# Improving forecasting by estimating time series structural components across multiple frequencies

By | April 19, 2014

N. Kourentzes, F. Petropoulos and J.  R. Trapero, 2014, International Journal of Forecasting, 30: 291-302. http://dx.doi.org/10.1016/j.ijforecast.2013.09.006

Identifying the most appropriate time series model to achieve a good forecasting accuracy is a challenging task. We propose a novel algorithm that aims to mitigate the importance of model selection, while increasing the accuracy. Multiple time series are constructed from the original time series, using temporal aggregation.
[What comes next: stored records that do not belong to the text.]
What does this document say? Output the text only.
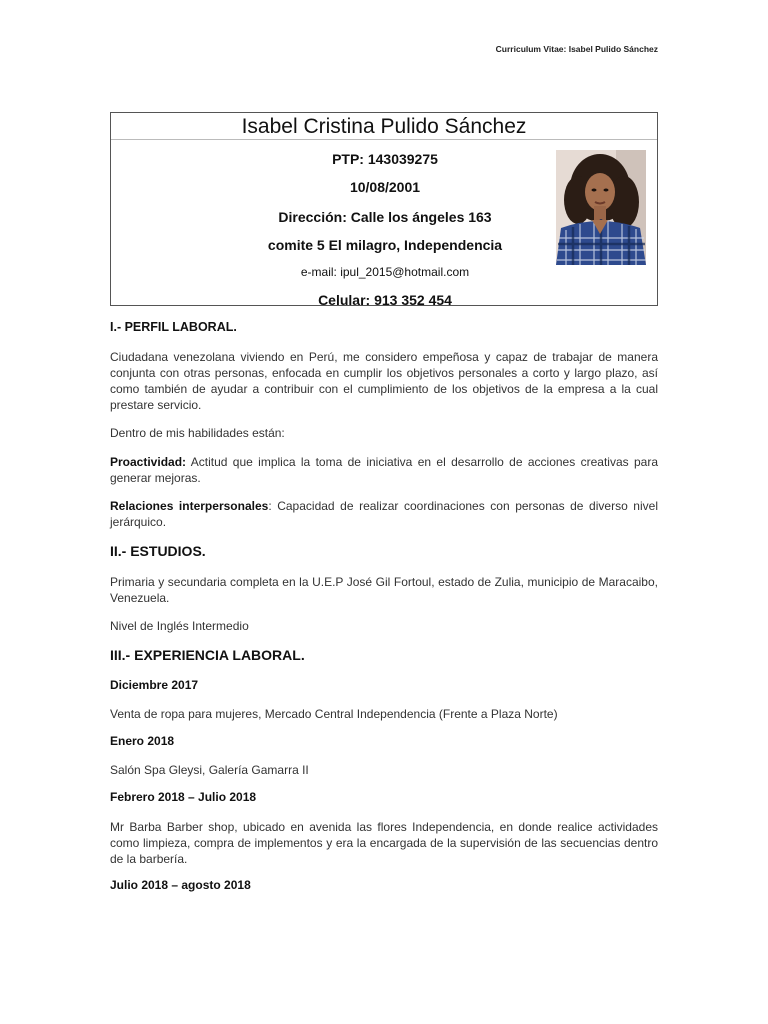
Curriculum Vitae: Isabel Pulido Sánchez
Isabel Cristina Pulido Sánchez
PTP: 143039275
10/08/2001
Dirección: Calle los ángeles 163
comite 5 El milagro, Independencia
e-mail: ipul_2015@hotmail.com
Celular: 913 352 454
I.- PERFIL LABORAL.

Ciudadana venezolana viviendo en Perú, me considero empeñosa y capaz de trabajar de manera conjunta con otras personas, enfocada en cumplir los objetivos personales a corto y largo plazo, así como también de ayudar a contribuir con el cumplimiento de los objetivos de la empresa a la cual prestare servicio.

Dentro de mis habilidades están:

Proactividad: Actitud que implica la toma de iniciativa en el desarrollo de acciones creativas para generar mejoras.

Relaciones interpersonales: Capacidad de realizar coordinaciones con personas de diverso nivel jerárquico.

II.- ESTUDIOS.

Primaria y secundaria completa en la U.E.P José Gil Fortoul, estado de Zulia, municipio de Maracaibo, Venezuela.

Nivel de Inglés Intermedio

III.- EXPERIENCIA LABORAL.
Diciembre 2017

Venta de ropa para mujeres, Mercado Central Independencia (Frente a Plaza Norte)

Enero 2018

Salón Spa Gleysi, Galería Gamarra II

Febrero 2018 – Julio 2018

Mr Barba Barber shop, ubicado en avenida las flores Independencia, en donde realice actividades como limpieza, compra de implementos y era la encargada de la supervisión de las secuencias dentro de la barbería.

Julio 2018 – agosto 2018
These derivative series highlight different aspects of the original data, as temporal aggregation helps in strengthening or attenuating the signals of different time series components. In each series the appropriate exponential smoothing method is fitted and its respective time series components are forecasted. Subsequently, the time series components from each aggregation level are combined, and then used to construct the final forecast. This approach achieves a better estimation of the different time series components, through temporal aggregation, and reduces the importance of model selection through forecast combination. An empirical evaluation of the proposed framework demonstrates significant improvements in forecasting accuracy, especially for long-term forecasts.

Errata: p. 296, Table 1, Md Trend case should be: $b_{i+h} =(b_i^{\sum_{j=1}^{h}{\phi^{j}}}-1)l_{i+h}$.